Изобретение относится к биотехнологии, в частности к культивированию тканей и органов растений, и может быть использовано в цветоводстве для повышения коэффициента размножения, оздоровления посадочного материала, а также в селекционной практике для создания новых и улучшения уже известных сортов растений.
Техника микроклонирования сокращает продолжительность развития в несколько раз по сравнению с жизненным циклом гладиолуса в естественных условиях, а коэффициент размножения (КР) повышает на порядки. Однако микроклонирование гладиолуса остается еще сравнительно продолжительной, сложной и дорогостоящей процедурой.
Известны способы клонального микроразмножения гладиолуса через каллусную культуру, основанные в подборе типа экспланта и оптимального состава среды, а также методы, связанные с пролиферацией пазушных и адвентивных меристем.
В одном из таких способов была показана регенерация из сегментов стебельков соцветий, которая зависела от концентраций 1-нафтилуксусной кислоты (НУК) и кинетина. Регенерация происходила образованием на базальном конце слоя каллуса зачатков корней, на дистальном конце - почек и вторичных побегов (Ziv et al. Organs and plantlets regeneration of Gladiolus through tissue culture./Ann. Bot. - 1970. - V.34. - P. 671-676).
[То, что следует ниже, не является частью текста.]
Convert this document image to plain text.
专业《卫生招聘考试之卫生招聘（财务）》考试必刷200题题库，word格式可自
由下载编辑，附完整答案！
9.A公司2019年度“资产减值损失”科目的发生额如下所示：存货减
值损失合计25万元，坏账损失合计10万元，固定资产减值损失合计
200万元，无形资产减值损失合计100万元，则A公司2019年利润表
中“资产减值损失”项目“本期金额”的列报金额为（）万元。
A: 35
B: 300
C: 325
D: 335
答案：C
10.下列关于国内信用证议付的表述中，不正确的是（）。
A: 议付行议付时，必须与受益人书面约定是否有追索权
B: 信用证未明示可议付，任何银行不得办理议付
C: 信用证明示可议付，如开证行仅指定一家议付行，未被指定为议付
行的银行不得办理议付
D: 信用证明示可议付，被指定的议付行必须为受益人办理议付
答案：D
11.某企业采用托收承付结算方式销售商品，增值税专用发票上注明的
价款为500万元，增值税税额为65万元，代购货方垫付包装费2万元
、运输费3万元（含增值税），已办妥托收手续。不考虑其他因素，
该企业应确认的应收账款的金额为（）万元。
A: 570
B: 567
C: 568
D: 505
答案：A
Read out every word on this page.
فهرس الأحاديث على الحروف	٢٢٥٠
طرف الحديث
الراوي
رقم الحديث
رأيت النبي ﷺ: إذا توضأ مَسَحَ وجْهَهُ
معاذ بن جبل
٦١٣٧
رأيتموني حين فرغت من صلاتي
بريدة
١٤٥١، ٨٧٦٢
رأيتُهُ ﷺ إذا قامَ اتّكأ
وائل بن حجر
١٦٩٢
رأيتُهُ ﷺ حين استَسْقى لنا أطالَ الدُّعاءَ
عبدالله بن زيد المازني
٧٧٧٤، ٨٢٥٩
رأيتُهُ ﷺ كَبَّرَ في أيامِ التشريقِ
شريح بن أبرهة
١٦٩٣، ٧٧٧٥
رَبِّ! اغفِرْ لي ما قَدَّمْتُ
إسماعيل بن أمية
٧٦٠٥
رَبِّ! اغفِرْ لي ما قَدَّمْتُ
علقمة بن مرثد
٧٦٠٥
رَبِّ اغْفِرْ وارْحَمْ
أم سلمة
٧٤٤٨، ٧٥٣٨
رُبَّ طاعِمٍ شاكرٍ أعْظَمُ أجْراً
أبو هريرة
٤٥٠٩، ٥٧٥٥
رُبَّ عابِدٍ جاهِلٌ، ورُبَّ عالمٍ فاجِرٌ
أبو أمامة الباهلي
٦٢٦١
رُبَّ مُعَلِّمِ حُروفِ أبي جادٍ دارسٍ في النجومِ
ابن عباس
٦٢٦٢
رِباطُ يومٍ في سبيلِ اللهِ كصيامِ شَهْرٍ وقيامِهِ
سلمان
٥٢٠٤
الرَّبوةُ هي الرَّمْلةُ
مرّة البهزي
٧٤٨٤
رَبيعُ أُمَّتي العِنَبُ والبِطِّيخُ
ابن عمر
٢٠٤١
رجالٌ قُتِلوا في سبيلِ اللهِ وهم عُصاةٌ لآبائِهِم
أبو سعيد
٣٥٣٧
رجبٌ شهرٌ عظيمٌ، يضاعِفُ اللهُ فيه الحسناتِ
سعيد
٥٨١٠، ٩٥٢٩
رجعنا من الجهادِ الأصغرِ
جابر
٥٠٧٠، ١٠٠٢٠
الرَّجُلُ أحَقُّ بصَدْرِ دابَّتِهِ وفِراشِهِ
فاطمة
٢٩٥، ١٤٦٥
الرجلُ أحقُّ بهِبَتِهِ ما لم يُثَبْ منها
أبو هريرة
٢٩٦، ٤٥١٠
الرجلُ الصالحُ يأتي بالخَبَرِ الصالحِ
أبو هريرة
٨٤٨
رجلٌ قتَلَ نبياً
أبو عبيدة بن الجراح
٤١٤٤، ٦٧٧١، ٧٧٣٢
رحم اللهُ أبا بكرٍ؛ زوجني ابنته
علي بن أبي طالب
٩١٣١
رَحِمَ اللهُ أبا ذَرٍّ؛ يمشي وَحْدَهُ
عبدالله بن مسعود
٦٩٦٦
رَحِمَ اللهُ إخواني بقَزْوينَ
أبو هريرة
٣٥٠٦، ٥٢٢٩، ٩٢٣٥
Для получения здоровых растений была показана индукция каллуса из изолированных верхушек вторичных побегов на модифицированной среде Murashige and Skoog (MS) (Murashige Т. And Skoog F. Arevised medium for rapid growth and bioassay with tobacco tissue culture./Physiol. Plant. - 1962. - V.15. - P. 472-497) в сочетании с ростовыми веществами.
В аналогичном способе морфогенез происходил за счет образования органоидов с сосудистой тканью, побегов и растений с корешками (Simonsen J. and Hildebrandt A.C. In vitro growth and differentiation of Gladiolus plants from callus cultures./Can. J. Bot - 1971. - V.49. - P. 1817-1819).
Недостаток вышеуказанных методов заключается в длительности процесса, низкой выживаемости регенерантов, отсутствии сведений о стабильности растений в культуре in vitro.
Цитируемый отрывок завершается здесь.